Maskanda or maskandi is a Zulu folk kind of music, which has evolved and has become big in South Africa. In Durban they called it ‘‘The music played by the man on the move, the modern minstrel, today’s troubadour.” It is the music of the man walking the long miles to a bride or to meet with his chief; a means of transport. I mean even when I go home to KZN (KwaZulu Natal) and most taxis play this music from Johannesburg to KZN and trust me, we don’t get tired of it. For some reason I like to believe that because of its vibrancy and energy it breathes it helps keep the driver awake for those hours we are on the road. Maskandi music tells us of many stories of our society, about one’s view of life and personal experiences. This style of music is distinguished by an instrumental flourish (izihlabo) that sets the tone at the beginning of each song, in a picked guitar style and rapidly spoken section of Zulu praise poetry, called “izibongo“.

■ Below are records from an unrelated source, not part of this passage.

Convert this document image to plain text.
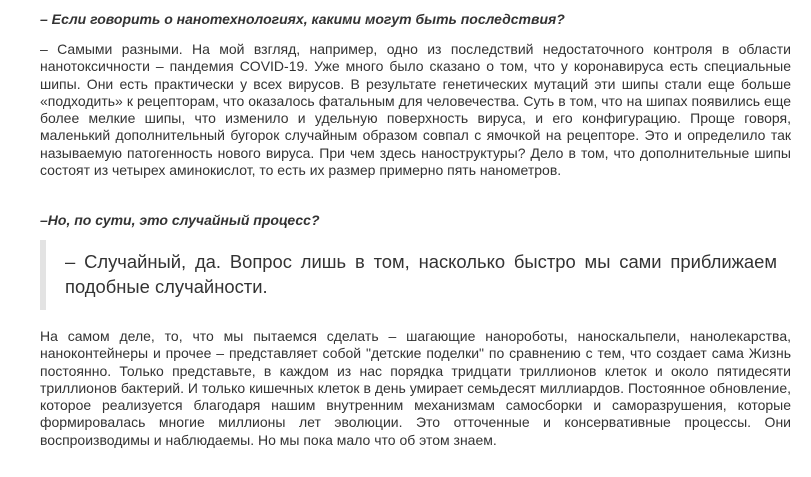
– Если говорить о нанотехнологиях, какими могут быть последствия?

– Самыми разными. На мой взгляд, например, одно из последствий недостаточного контроля в области нанотоксичности – пандемия COVID-19. Уже много было сказано о том, что у коронавируса есть специальные шипы. Они есть практически у всех вирусов. В результате генетических мутаций эти шипы стали еще больше «подходить» к рецепторам, что оказалось фатальным для человечества. Суть в том, что на шипах появились еще более мелкие шипы, что изменило и удельную поверхность вируса, и его конфигурацию. Проще говоря, маленький дополнительный бугорок случайным образом совпал с ямочкой на рецепторе. Это и определило так называемую патогенность нового вируса. При чем здесь наноструктуры? Дело в том, что дополнительные шипы состоят из четырех аминокислот, то есть их размер примерно пять нанометров.

–Но, по сути, это случайный процесс?

– Случайный, да. Вопрос лишь в том, насколько быстро мы сами приближаем подобные случайности.

На самом деле, то, что мы пытаемся сделать – шагающие нанороботы, наноскальпели, нанолекарства, наноконтейнеры и прочее – представляет собой "детские поделки" по сравнению с тем, что создает сама Жизнь постоянно. Только представьте, в каждом из нас порядка тридцати триллионов клеток и около пятидесяти триллионов бактерий. И только кишечных клеток в день умирает семьдесят миллиардов. Постоянное обновление, которое реализуется благодаря нашим внутренним механизмам самосборки и саморазрушения, которые формировалась многие миллионы лет эволюции. Это отточенные и консервативные процессы. Они воспроизводимы и наблюдаемы. Но мы пока мало что об этом знаем.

The content is not always praise, though, and with pop, house and other influences colouring maskandi it has become more about the story telling ethic and the modern migrant culture, than simply about the musical style. Our music has become a trend even DJs are sampling it for parties and clubs. Most people have a copy or two of maskandi music in their cars or at home and for different reasons. People often want to be classified as Zulu even when they are not, they want to fit in probably because our race is very dominant. It is amazing just how diverse maskandi music is within KZN alone due to our small differences of accents in song and dance. If you watch a concert with maskandi musicians alone you would notice difference in every presentation when it comes to singing and dancing and you will love it. There are songs that when they play I feel so proud and comfortable being a Zulu and would not trade it for anything. If there is any music genre and style that could have represented the Zulu nation better except Isicathamiya its maskandi.

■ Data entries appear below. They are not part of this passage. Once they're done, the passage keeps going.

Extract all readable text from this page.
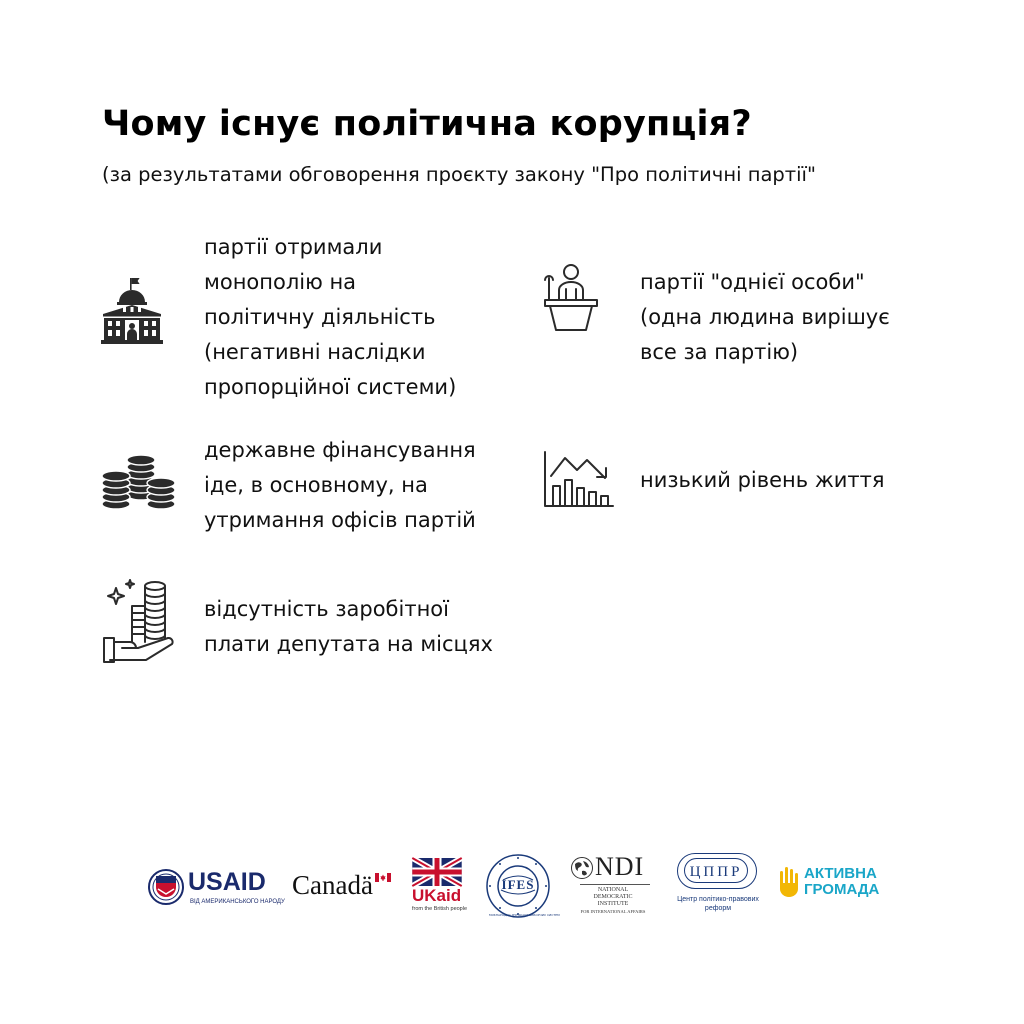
Чому існує політична корупція?
(за результатами обговорення проєкту закону "Про політичні партії"
партії отримали
монополію на
політичну діяльність
(негативні наслідки
пропорційної системи)
партії "однієї особи"
(одна людина вирішує
все за партію)
державне фінансування
іде, в основному, на
утримання офісів партій
низький рівень життя
відсутність заробітної
плати депутата на місцях
USAID
ВІД АМЕРИКАНСЬКОГО НАРОДУ
Canadä	UKaid
from the British people
IFES
МІЖНАРОДНА ФУНДАЦІЯ ВИБОРЧИХ СИСТЕМ
NDI
NATIONAL
DEMOCRATIC
INSTITUTE
FOR INTERNATIONAL AFFAIRS
ЦППР
Центр політико-правових
реформ
АКТИВНА
ГРОМАДА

My father was a guitarist, unfortunately he passed before he could teach me how to play it. Now I am a pianist and God knows how much I always wanted to learn how to play a guitar. As far as who is the biggest name right now in the industry it’s hard to tell because most radio stations are modern dominated, meaning they mostly play jazz, kwaito, house, R&B etc. Few stations that are traditionally based do play deep African tunes; Late Bhekumuzi Luthuli, Thokozani Langa (who sounds like Bhekumuzi Luthuli in most of his first albums), Amageza Amahle, Ithwasa lami (Mtshengiseni Mkhwanazi), Shabalala Rhythm, Imithente, Amashayina, Phuzekhemisi and many more like Bhekumuzi Luthuli’s son.